Париж, который снился еще с киевской юности, Булгакову так и не суждено было повидать. Однако вряд ли догадаются об этом видевшие «Бег», седьмой сон, сцену в доме Корзухина, куда является экс-генерал Чарнота, который за неимением брюк прошествовал по столице мира в лиловых подштанниках. Сцена написана так, словно автор (подобно своему младшему брату Николаю, в будущем известному французскому биологу) сам был подхвачен волной беженцев, устремившейся в «мой недостижимый город», как назван Париж в дарственной надписи на экземпляре «Белой гвардии», подаренном автором в 1928-м Л. Н. Белозерской-Булгаковой.
Она-то как раз знала недостижимый город превосходно, проделав на исходе Гражданской войны обычный беженский путь: французским пароходом, где русские пассажиры заняли трюм третьего класса, из Одессы в Константинополь, потом в Марсель, наконец к перрону парижского Гар дю Нор.
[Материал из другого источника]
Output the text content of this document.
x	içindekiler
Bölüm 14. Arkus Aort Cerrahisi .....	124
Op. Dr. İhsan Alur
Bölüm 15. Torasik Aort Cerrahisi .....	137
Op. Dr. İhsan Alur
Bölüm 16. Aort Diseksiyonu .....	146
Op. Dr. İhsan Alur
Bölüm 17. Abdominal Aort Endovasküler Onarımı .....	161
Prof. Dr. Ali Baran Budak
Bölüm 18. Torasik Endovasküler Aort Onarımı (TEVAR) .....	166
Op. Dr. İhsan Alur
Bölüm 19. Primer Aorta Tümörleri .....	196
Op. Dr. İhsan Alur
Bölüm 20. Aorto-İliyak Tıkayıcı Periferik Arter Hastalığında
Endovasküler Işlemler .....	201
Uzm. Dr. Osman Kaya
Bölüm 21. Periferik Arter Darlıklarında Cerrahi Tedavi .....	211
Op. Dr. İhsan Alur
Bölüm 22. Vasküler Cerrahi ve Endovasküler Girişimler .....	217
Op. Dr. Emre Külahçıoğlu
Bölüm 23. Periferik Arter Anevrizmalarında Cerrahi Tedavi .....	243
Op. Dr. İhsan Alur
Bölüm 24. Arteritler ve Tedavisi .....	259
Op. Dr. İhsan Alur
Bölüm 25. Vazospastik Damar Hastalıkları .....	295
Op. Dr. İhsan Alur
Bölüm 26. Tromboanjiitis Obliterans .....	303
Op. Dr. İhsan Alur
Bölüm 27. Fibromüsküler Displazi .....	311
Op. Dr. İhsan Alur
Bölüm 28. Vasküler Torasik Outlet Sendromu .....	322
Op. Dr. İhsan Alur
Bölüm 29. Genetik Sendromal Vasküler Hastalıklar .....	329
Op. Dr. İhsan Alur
На родину она вернулась через Берлин с компанией, окружавшей за границей «красного графа» Алексея Толстого, пока тот не осознал, что ему по пути именно с большевиками. И возможно, это по ее рассказам Булгаков, который писал «Бег» в пору их недолгого счастливого брака, с такой точностью воссоздал фантасмагорию эмигрантского парижского быта.
В его пьесе она показана всего несколькими штрихами, но незабываемо. «Бег» — настоящая панорама эмигрантской жизни со всеми ее преобладающими типами: те, кто, потеряв в водовороте революции абсолютно все, нищенствуют и пропадают, и везучий Парамон, который слагает вдохновенные гимны доллару («золотое дитя» с «божественным сердцем»), и сорви-голова Люська, походная жена Чарноты, а ныне личный секретарь Корзухина мадмуазель Люси Фрежоль. Управлять своим «крысиком» и «жабочкой» она выучилась отменно.
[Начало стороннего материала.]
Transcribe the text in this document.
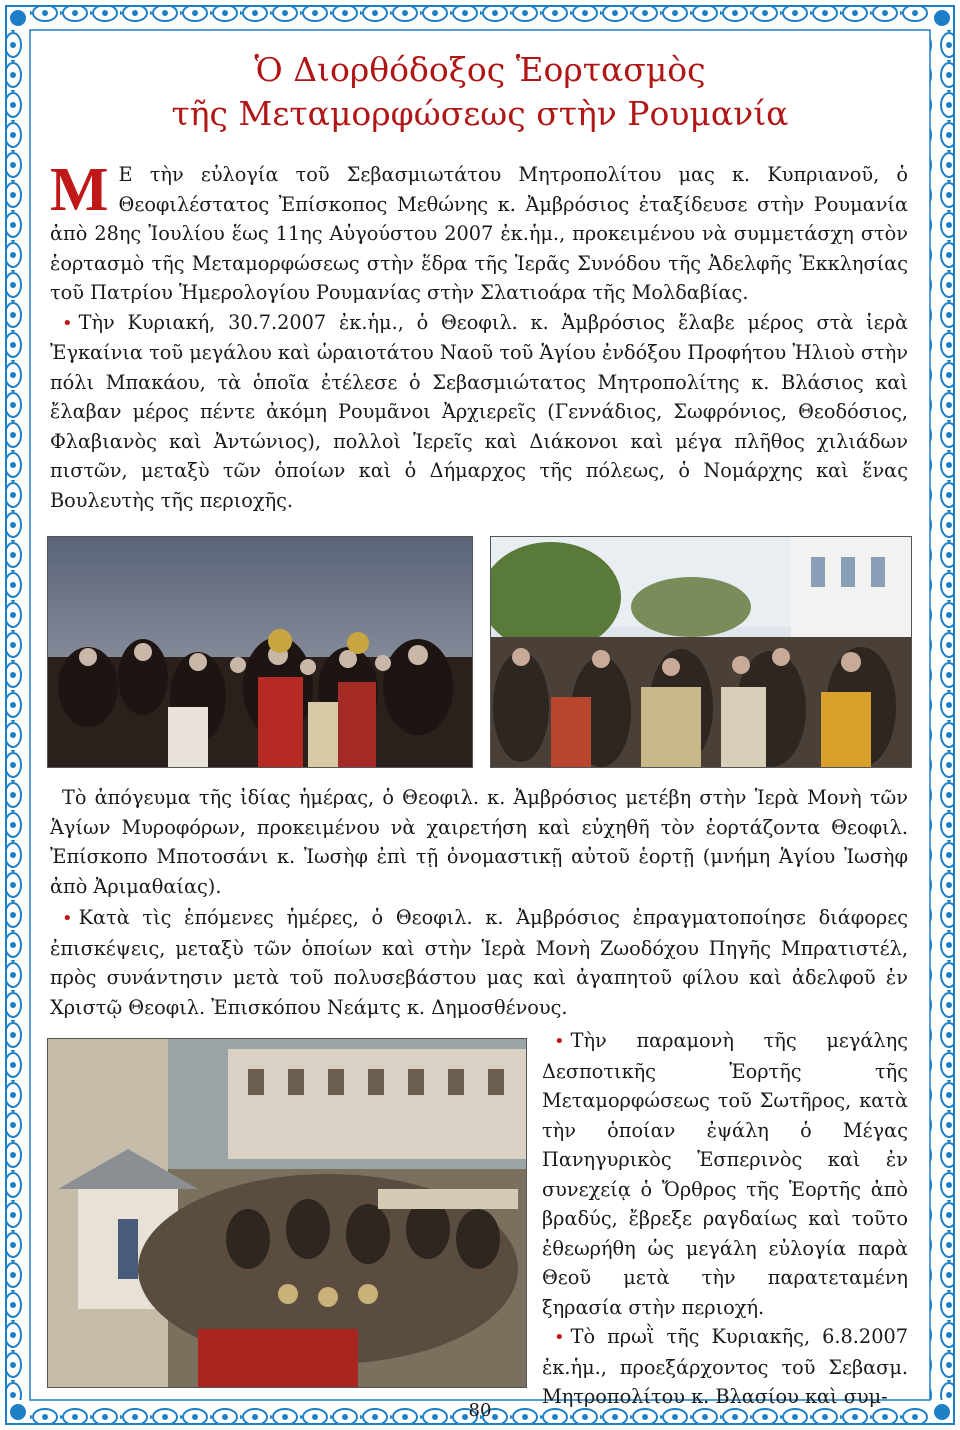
Ὁ Διορθόδοξος Ἑορτασμὸς
τῆς Μεταμορφώσεως στὴν Ρουμανία

Μ Ε τὴν εὐλογία τοῦ Σεβασμιωτάτου Μητροπολίτου μας κ. Κυπριανοῦ, ὁ Θεοφιλέστατος Ἐπίσκοπος Μεθώνης κ. Ἀμβρόσιος ἐταξίδευσε στὴν Ρουμανία ἀπὸ 28ης Ἰουλίου ἕως 11ης Αὐγούστου 2007 ἐκ.ἡμ., προκειμένου νὰ συμμετάσχη στὸν ἑορτασμὸ τῆς Μεταμορφώσεως στὴν ἕδρα τῆς Ἱερᾶς Συνόδου τῆς Ἀδελφῆς Ἐκκλησίας τοῦ Πατρίου Ἡμερολογίου Ρουμανίας στὴν Σλατιοάρα τῆς Μολδαβίας.

• Τὴν Κυριακή, 30.7.2007 ἐκ.ἡμ., ὁ Θεοφιλ. κ. Ἀμβρόσιος ἔλαβε μέρος στὰ ἱερὰ Ἐγκαίνια τοῦ μεγάλου καὶ ὡραιοτάτου Ναοῦ τοῦ Ἁγίου ἐνδόξου Προφήτου Ἠλιοὺ στὴν πόλι Μπακάου, τὰ ὁποῖα ἐτέλεσε ὁ Σεβασμιώτατος Μητροπολίτης κ. Βλάσιος καὶ ἔλαβαν μέρος πέντε ἀκόμη Ρουμᾶνοι Ἀρχιερεῖς (Γεννάδιος, Σωφρόνιος, Θεοδόσιος, Φλαβιανὸς καὶ Ἀντώνιος), πολλοὶ Ἱερεῖς καὶ Διάκονοι καὶ μέγα πλῆθος χιλιάδων πιστῶν, μεταξὺ τῶν ὁποίων καὶ ὁ Δήμαρχος τῆς πόλεως, ὁ Νομάρχης καὶ ἕνας Βουλευτὴς τῆς περιοχῆς.

Τὸ ἀπόγευμα τῆς ἰδίας ἡμέρας, ὁ Θεοφιλ. κ. Ἀμβρόσιος μετέβη στὴν Ἱερὰ Μονὴ τῶν Ἁγίων Μυροφόρων, προκειμένου νὰ χαιρετήση καὶ εὐχηθῆ τὸν ἑορτάζοντα Θεοφιλ. Ἐπίσκοπο Μποτοσάνι κ. Ἰωσὴφ ἐπὶ τῇ ὀνομαστικῇ αὐτοῦ ἑορτῇ (μνήμη Ἁγίου Ἰωσὴφ ἀπὸ Ἀριμαθαίας).

• Κατὰ τὶς ἑπόμενες ἡμέρες, ὁ Θεοφιλ. κ. Ἀμβρόσιος ἐπραγματοποίησε διάφορες ἐπισκέψεις, μεταξὺ τῶν ὁποίων καὶ στὴν Ἱερὰ Μονὴ Ζωοδόχου Πηγῆς Μπρατιστέλ, πρὸς συνάντησιν μετὰ τοῦ πολυσεβάστου μας καὶ ἀγαπητοῦ φίλου καὶ ἀδελφοῦ ἐν Χριστῷ Θεοφιλ. Ἐπισκόπου Νεάμτς κ. Δημοσθένους.

• Τὴν παραμονὴ τῆς μεγάλης Δεσποτικῆς Ἑορτῆς τῆς Μεταμορφώσεως τοῦ Σωτῆρος, κατὰ τὴν ὁποίαν ἐψάλη ὁ Μέγας Πανηγυρικὸς Ἑσπερινὸς καὶ ἐν συνεχείᾳ ὁ Ὄρθρος τῆς Ἑορτῆς ἀπὸ βραδύς, ἔβρεξε ραγδαίως καὶ τοῦτο ἐθεωρήθη ὡς μεγάλη εὐλογία παρὰ Θεοῦ μετὰ τὴν παρατεταμένη ξηρασία στὴν περιοχή.

• Τὸ πρωῒ τῆς Κυριακῆς, 6.8.2007 ἐκ.ἡμ., προεξάρχοντος τοῦ Σεβασμ. Μητροπολίτου κ. Βλασίου καὶ συμ-

80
«Крысик» просадит за партией в девятку двадцать тысяч, но для него это, в сущности, пустяк, а Чарноте недолго быть богачом: у таких деньги не задерживаются. Можно без особых усилий представить себе близкое будущее обоих. Мадмуазель Фрежоль, став мадам Корзухиной, тут же примется изменять благоверному направо и налево — «крысик» ей отвратителен. Когда Парамон промотает состояние — а ему на роду написано стать жертвой ловкого шулера, — Люська его, разумеется, тут же бросит и через год-другой окажется на самом дне, тогда как дела Корзухина наладятся: он из непотопляемых. А Чарноте придется осваивать ремесло швейцара в кабаке с неважной репутацией либо ночного таксиста. В Париже между войнами среди таксистов больше всего было бывших русских офицеров — деникинских и врангелевских.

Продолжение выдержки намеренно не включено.